また、金属ホウ化物としては、多ホウ化金属化合物が好ましく、六ホウ化金属化合物が特に好ましく、六ホウ化ランタン(LaB6)、六ホウ化セリウム(CeB6)、六ホウ化プラセオジム(PrB6)、六ホウ化ネオジム(NdB6)、六ホウ化ガドリニウム(GdB6)、六ホウ化テルビウム(TbB6)、六ホウ化ディスプロシウム(DyB6)、六ホウ化ホルミウム(HoB6)、六ホウ化イットリウム(YB6)、六ホウ化サマリウム(SmB6)、六ホウ化ユーロピウム(EuB6)、六ホウ化エルビウム(ErB6)、六ホウ化ツリウム(TmB6)、六ホウ化イッテルビウム(YbB6)、六ホウ化ルテチウム(LuB6)、六ホウ化ランタンセリウム((La,Ce)B6)、六ホウ化ストロンチウム(SrB6)、六ホウ化カルシウム(CaB6)等からなる群から選択される1つ又は複数の材料を用いる。
また金属窒化物としては、窒化チタン、窒化ニオブ、窒化タンタル、窒化ジルコニウム、窒化ハフニウム、窒化バナジウムなどが挙げられる。
酸化タングステン系化合物は、以下の一般式によって示される。
MxWyOz ・・・(I)
ここで、元素MはCs、Rb、K、Tl、In、Ba、Li、Ca、Sr、Fe及びSnからなる群から選ばれる少なくとも1つの元素であり、Wはタングステンであり、Oは酸素である。
また、x/yの値は、0.001≦x/y≦1.1の関係を満足することが好ましく、特にx/yが0.33付近であることが好適である。
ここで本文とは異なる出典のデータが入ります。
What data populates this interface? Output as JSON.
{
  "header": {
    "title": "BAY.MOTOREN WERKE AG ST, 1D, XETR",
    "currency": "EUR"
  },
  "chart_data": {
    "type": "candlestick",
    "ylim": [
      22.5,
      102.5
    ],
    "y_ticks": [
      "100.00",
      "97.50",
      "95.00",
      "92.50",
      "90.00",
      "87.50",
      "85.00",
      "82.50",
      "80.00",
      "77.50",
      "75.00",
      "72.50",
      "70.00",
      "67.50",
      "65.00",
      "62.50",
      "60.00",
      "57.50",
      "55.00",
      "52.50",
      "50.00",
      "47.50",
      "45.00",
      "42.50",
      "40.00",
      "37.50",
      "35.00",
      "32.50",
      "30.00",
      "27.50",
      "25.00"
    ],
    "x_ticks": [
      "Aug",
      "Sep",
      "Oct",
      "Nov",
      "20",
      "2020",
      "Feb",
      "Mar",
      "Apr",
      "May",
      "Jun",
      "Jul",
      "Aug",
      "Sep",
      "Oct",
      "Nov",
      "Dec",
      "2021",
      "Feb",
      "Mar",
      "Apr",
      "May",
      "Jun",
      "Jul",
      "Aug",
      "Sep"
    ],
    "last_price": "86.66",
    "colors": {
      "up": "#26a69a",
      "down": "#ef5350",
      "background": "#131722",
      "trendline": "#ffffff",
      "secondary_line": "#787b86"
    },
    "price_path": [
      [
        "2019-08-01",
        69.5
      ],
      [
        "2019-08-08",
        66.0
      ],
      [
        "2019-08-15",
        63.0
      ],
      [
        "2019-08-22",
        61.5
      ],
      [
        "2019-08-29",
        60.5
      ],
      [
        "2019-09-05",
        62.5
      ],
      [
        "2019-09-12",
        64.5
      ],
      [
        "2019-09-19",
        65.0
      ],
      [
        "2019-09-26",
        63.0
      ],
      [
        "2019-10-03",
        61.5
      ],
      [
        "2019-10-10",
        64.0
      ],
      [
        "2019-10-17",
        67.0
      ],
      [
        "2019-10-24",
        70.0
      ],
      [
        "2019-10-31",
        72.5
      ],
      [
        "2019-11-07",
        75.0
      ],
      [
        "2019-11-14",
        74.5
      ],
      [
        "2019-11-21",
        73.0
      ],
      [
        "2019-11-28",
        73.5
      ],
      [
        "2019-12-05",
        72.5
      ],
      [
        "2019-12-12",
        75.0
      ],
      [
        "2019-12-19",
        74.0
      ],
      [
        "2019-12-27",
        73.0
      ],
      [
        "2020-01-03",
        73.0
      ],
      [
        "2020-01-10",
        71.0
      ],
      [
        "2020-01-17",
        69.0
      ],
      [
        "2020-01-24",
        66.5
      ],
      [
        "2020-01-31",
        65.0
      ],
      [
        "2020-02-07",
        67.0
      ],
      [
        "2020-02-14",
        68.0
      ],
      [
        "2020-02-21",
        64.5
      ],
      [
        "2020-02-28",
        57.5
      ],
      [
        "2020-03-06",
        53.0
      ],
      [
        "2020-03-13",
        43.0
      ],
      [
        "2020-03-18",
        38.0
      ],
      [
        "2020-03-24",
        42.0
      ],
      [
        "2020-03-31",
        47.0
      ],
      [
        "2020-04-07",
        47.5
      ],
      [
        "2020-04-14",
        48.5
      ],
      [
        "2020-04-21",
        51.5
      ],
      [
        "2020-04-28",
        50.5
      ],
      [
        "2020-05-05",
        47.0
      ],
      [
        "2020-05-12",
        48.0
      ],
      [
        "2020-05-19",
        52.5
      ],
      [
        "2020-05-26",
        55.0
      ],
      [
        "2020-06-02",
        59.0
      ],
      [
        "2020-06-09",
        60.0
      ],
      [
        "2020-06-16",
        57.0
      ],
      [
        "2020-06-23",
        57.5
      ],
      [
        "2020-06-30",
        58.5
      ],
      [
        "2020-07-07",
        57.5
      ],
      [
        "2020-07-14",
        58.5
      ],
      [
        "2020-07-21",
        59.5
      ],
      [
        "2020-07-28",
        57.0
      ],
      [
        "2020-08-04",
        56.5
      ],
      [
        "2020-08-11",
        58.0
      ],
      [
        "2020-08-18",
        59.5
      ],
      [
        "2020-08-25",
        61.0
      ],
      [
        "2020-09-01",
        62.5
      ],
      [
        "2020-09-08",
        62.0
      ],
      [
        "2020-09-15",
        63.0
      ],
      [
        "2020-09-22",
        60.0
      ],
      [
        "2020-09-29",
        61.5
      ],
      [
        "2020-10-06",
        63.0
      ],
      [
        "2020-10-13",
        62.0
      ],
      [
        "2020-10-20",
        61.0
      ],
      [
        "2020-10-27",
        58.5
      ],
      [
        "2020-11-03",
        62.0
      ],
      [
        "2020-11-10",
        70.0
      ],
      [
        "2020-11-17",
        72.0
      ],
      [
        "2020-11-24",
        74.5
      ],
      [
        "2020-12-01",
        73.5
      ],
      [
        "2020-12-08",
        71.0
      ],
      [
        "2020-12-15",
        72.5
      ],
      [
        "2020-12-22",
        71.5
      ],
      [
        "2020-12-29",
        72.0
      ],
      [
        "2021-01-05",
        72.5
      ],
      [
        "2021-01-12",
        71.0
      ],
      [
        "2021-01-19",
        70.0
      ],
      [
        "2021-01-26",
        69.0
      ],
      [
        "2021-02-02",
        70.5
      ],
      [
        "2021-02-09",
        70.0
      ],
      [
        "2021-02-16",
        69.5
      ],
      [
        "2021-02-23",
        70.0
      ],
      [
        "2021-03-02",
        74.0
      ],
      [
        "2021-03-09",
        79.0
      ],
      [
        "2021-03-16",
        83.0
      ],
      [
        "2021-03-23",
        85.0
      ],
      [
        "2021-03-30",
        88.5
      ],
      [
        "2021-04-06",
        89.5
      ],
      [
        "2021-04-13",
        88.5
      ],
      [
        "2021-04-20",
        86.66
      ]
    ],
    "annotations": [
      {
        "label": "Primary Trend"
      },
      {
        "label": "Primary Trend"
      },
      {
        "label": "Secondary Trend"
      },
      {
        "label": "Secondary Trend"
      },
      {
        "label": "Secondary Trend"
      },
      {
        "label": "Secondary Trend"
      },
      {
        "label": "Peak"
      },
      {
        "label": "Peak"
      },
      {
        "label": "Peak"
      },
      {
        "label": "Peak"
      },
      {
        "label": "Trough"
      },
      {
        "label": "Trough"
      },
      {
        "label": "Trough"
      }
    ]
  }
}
加えて、z/yの値は、2.2≦z/y≦3.0の関係を満足することが好ましい。具体的には、Cs0.33WO3、Rb0.33WO3、K0.33WO3、Tl0.33WO3などである。
上記の中では、六ホウ化金属化合物又は酸化タングステン系化合物が好ましく、特に近赤外領域で吸収率が高く(透過率が低く)、かつ可視光領域の透過率が高いことから六ホウ化ランタン(LaB6)又はセシウム酸化タングステンが好ましい。なお、上記無機赤外線吸収剤はいずれかを単独で用いてもよく、又は2つ以上の異なる材料を併用してもよい。
次に、カーボン、ITO、ATO、セシウム酸化タングステン及びLaB6の透過率の分布と、太陽光のスペクトルと、ハロゲンランプの太陽光比強度とを図20に示す。図20に示すように、熱変換層を形成するために使用されているカーボンは、各波長域でほぼ一定の低い透過率を示す。また、カーボンは、可視光領域でも透過率が低く(吸光率が高く)、黒色を呈する。これに対し、金属酸化物の一例であるITO、ATOは、特に可視光領域での透過率が高い。また、ITO、ATOは、可視光領域と比較して近赤外領域での透過率が低く、更に中赤外領域で低い透過率(高い吸光率)を示す。更に、タングステン系酸化物の一例として、セシウム酸化タングステンでは、可視光領域と比較して近赤外領域での透過率が低い。加えて、六ホウ化金属化合物の一例である六ホウ化ランタンは、赤外領域内の近赤外領域において可視光領域と比較して低い透過率を示す。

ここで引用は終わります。